Vittoria in trasferta e Como ancora primo. Banchini: «Abbiamo stretto i denti. Gli errori fatti ci servano da monito per le ultime gare»

Legnago Salus-Como 0-4. Festa finale della squadra e dei tifosi allo stadio Sandrini

Brutto ma efficace e, soprattutto, ancora in testa alla classifica del girone B a due giornate dalla fine.
Il turno infrasettimanale ha regalato un Como ancora primo con due punti di vantaggio rispetto al Mantova. Ma per gli azzurri la vittoria in trasferta con il pericolante Villafranca (2-1 il finale) è stata tutt’altro che semplice, con gli i lariani che hanno patito fino al fischio finale, sotto gli occhi del nuovo amministratore Michael Gandler. Parallelamente il Mantova, dopo il 6-0 rifilato al Darfo Boario, ha realizzato un’altra goleada, imponendosi per 4-1 sul terreno del Caravaggio.
Si diceva di una gara non facile per gli azzurri, un match che poteva essere in discesa dopo l’espulsione, al secondo minuto, dell’ex milanista Rodney Strasser. Al 31’ è arrivato il gol del vantaggio lariano di Simone Dell’Agnello, con il raddoppio di Manuel Cicconi al 45’. Una strada che al quel punto sembrava tracciata, ed invece la seconda parte è stata di sofferenza assoluta.
Al 3’, infatti, è arrivata la rete dei padroni di casa con un rigore di Filippo Pellacani e a quel punto il Villafranca si è catapultato in avanti, seppure con un uomo in meno mettendo spesso in difficoltà gli uomini di Marco Banchini e sprecando qualche buona occasione. Arrivare al fischio finale è stata una sofferenza, ma alla fine il risultato ha premiato i lariani. Grande soddisfazione anche per i tifosi che, nel pomeriggio di un giorno feriale hanno comunque seguito la squadra in una trasferta meno agevole rispetto alle altre.

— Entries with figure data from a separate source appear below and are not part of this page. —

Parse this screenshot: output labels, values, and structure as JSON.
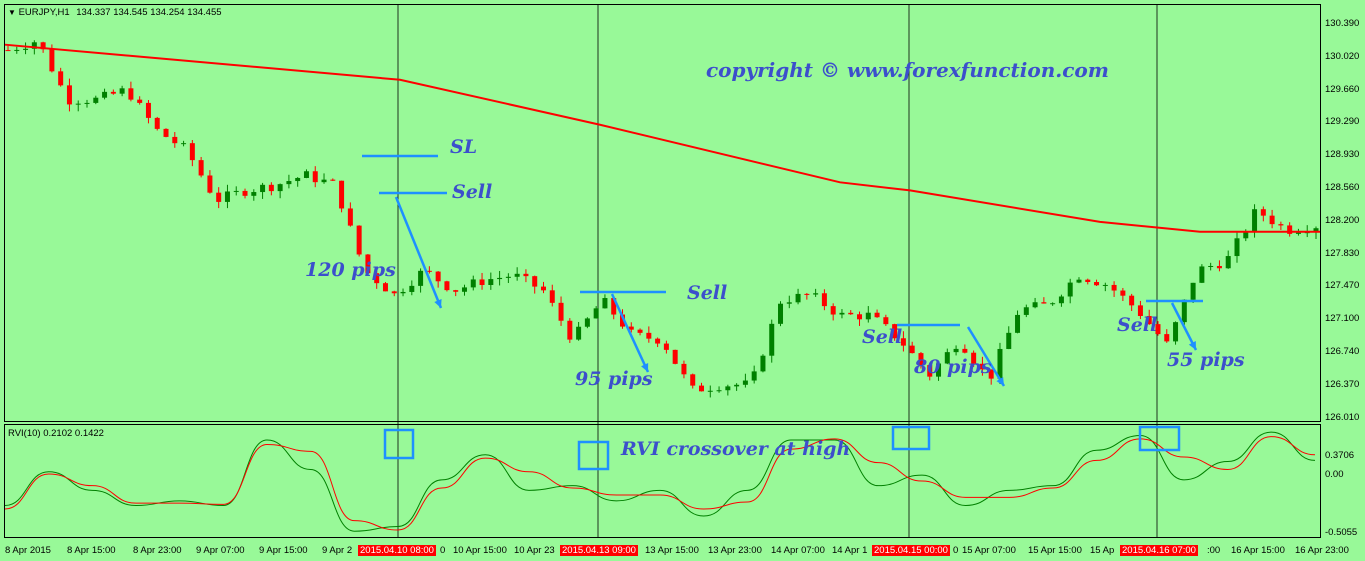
{
  "header": {
    "symbol": "EURJPY,H1",
    "ohlc": "134.337 134.545 134.254 134.455",
    "menu_icon": "triangle-down-icon"
  },
  "watermark": "copyright ©   www.forexfunction.com",
  "annotations": {
    "sl": "SL",
    "sell1": "Sell",
    "pips1": "120 pips",
    "sell2": "Sell",
    "pips2": "95 pips",
    "sell3": "Sell",
    "pips3": "80 pips",
    "sell4": "Sell",
    "pips4": "55 pips",
    "rvi_note": "RVI crossover at high"
  },
  "rvi": {
    "label": "RVI(10) 0.2102 0.1422",
    "ticks": [
      "0.3706",
      "0.00",
      "-0.5055"
    ]
  },
  "price_ticks": [
    "130.390",
    "130.020",
    "129.660",
    "129.290",
    "128.930",
    "128.560",
    "128.200",
    "127.830",
    "127.470",
    "127.100",
    "126.740",
    "126.370",
    "126.010"
  ],
  "time_labels": [
    "8 Apr 2015",
    "8 Apr 15:00",
    "8 Apr 23:00",
    "9 Apr 07:00",
    "9 Apr 15:00",
    "9 Apr 2",
    "0",
    "10 Apr 15:00",
    "10 Apr 23",
    "13 Apr 15:00",
    "13 Apr 23:00",
    "14 Apr 07:00",
    "14 Apr 1",
    "0",
    "15 Apr 07:00",
    "15 Apr 15:00",
    "15 Ap",
    ":00",
    "16 Apr 15:00",
    "16 Apr 23:00"
  ],
  "marked_times": [
    "2015.04.10 08:00",
    "2015.04.13 09:00",
    "2015.04.15 00:00",
    "2015.04.16 07:00"
  ],
  "colors": {
    "background": "#98f998",
    "bull": "#008000",
    "bear": "#ff0000",
    "ma": "#ff0000",
    "rvi_main": "#008000",
    "rvi_signal": "#ff0000",
    "markup": "#1e90ff",
    "text_annotation": "#3c4fcc"
  },
  "chart_data": [
    {
      "type": "candlestick",
      "title": "EURJPY,H1",
      "ylim": [
        126.01,
        130.39
      ],
      "grid": false,
      "approx_close_path": [
        130.1,
        130.21,
        129.55,
        129.55,
        129.66,
        129.21,
        128.99,
        128.43,
        128.54,
        128.6,
        128.71,
        128.6,
        127.65,
        127.38,
        127.65,
        127.43,
        127.54,
        127.6,
        127.43,
        126.88,
        127.32,
        126.93,
        126.88,
        126.32,
        126.38,
        126.38,
        127.32,
        127.38,
        127.15,
        127.15,
        126.88,
        126.49,
        126.88,
        126.43,
        127.21,
        127.27,
        127.6,
        127.49,
        127.21,
        126.82,
        127.65,
        127.76,
        128.32,
        128.1,
        128.15
      ],
      "moving_average_path": [
        130.16,
        129.77,
        129.27,
        128.63,
        128.54,
        128.19,
        128.08,
        128.08
      ]
    },
    {
      "type": "line",
      "title": "RVI(10)",
      "ylim": [
        -0.5055,
        0.3706
      ],
      "series": [
        {
          "values": [
            -0.27,
            0.02,
            -0.14,
            -0.27,
            -0.23,
            -0.27,
            0.3,
            0.04,
            -0.49,
            -0.45,
            -0.05,
            0.17,
            -0.14,
            -0.1,
            -0.23,
            -0.14,
            -0.36,
            -0.14,
            0.3,
            0.3,
            -0.1,
            -0.01,
            -0.27,
            -0.14,
            -0.1,
            0.21,
            0.34,
            -0.05,
            0.11,
            0.37,
            0.12
          ]
        },
        {
          "values": [
            -0.3,
            0.0,
            -0.1,
            -0.25,
            -0.25,
            -0.26,
            0.26,
            0.2,
            -0.4,
            -0.48,
            -0.12,
            0.14,
            0.02,
            -0.12,
            -0.18,
            -0.18,
            -0.3,
            -0.24,
            0.22,
            0.31,
            0.1,
            -0.06,
            -0.2,
            -0.2,
            -0.12,
            0.12,
            0.31,
            0.15,
            0.04,
            0.33,
            0.17
          ]
        }
      ]
    }
  ]
}
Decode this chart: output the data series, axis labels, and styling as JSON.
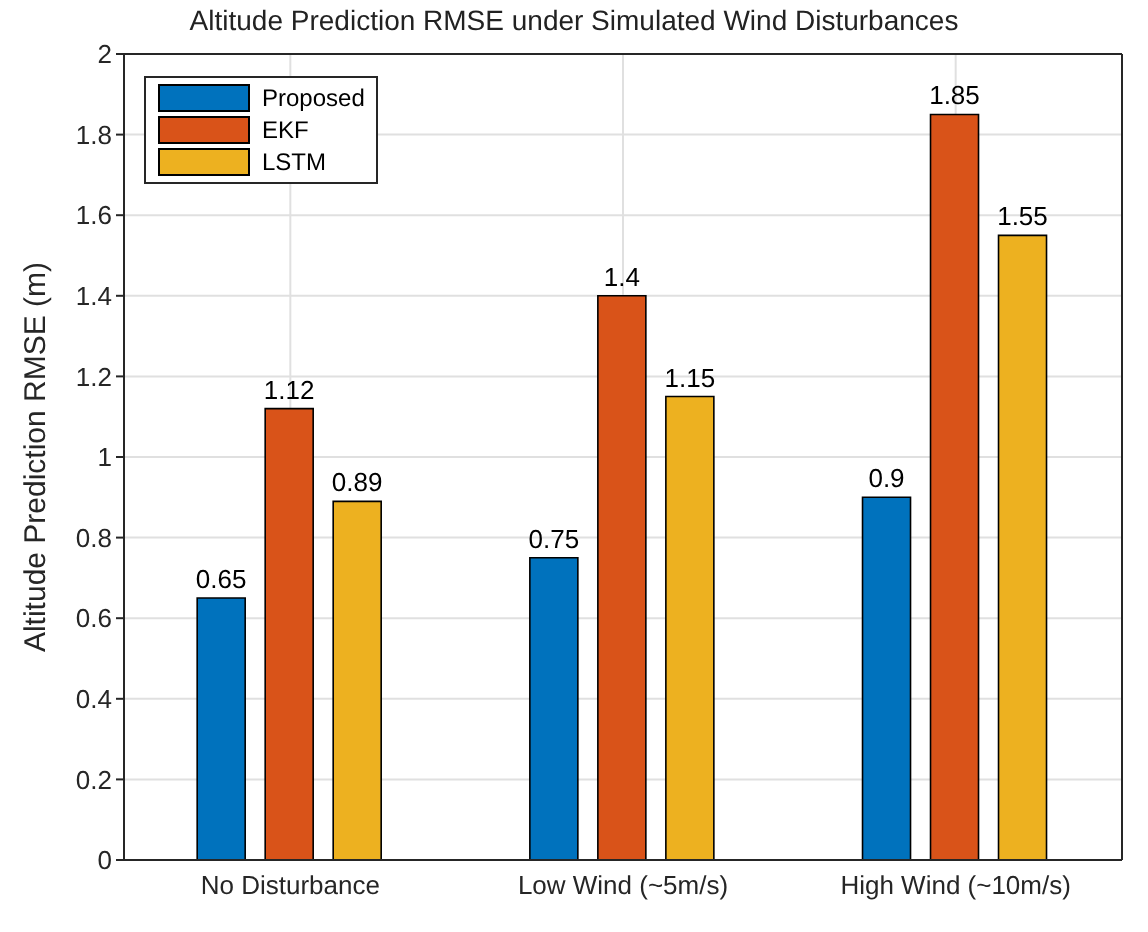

Successo difficile: alla fine mister Marco Banchini non lo ha nascosto: «A questo punto della stagione nulla è facile per i ragazzi – ha spiegato – Inconsciamente, dopo l’espulsione di Strasser, abbiamo pensato che tutto fosse facile. Avremmo dovuto accelerare e portarci avanti per chiudere la partita. Non lo abbiamo fatto ed è stata sicuramente colpa nostra. Nella seconda parte c’è stato molto nervosismo, abbiamo abbassato l’attenzione e non è stata una buona prestazione».
«Allo stesso tempo – aggiunge l’allenatore – voglio però sottolineare che i ragazzi hanno stretto i denti; la partita non è stata positiva. Sarà un monito per il match con la Virtus Bergamo, un motivo in più per mettere ancora maggiore attenzione. Sarà l’ultima volta davanti al nostro pubblico al Sinigaglia: a questo proposito voglio ringraziare i nostri tifosi, che anche a Villafranca ci hanno dato un importante supporto».
Laconico, al termine dell’incontro, anche l’amministratore Michael Gandler. «È stata una partita che non doveva essere così difficile – ha detto – Forse ci siamo complicati la vita, ma alla fine sono arrivati la vittoria e la conferma del primo posto in classifica. Ora guardiamo alle prossime gare con l’obiettivo di conquistare i sei punti».
Dopo qualche giorno di pausa la preparazione del Como riprenderà martedì, in vista della sfida con la Virtus Bergamo, una formazione che a questo campionato non ha più nulla da chiedere. Poi ci sarà l’incontro di chiusura sul terreno della Caronnese, che ha ormai la certezza di partecipare ai playoff.
Il Mantova, invece, fra sette giorni riceve il Sondrio, poi chiuderà la stagione proprio con il Villafranca, che quel giorno potrebbe aver ancora bisogno di punti per ottenere la salvezza.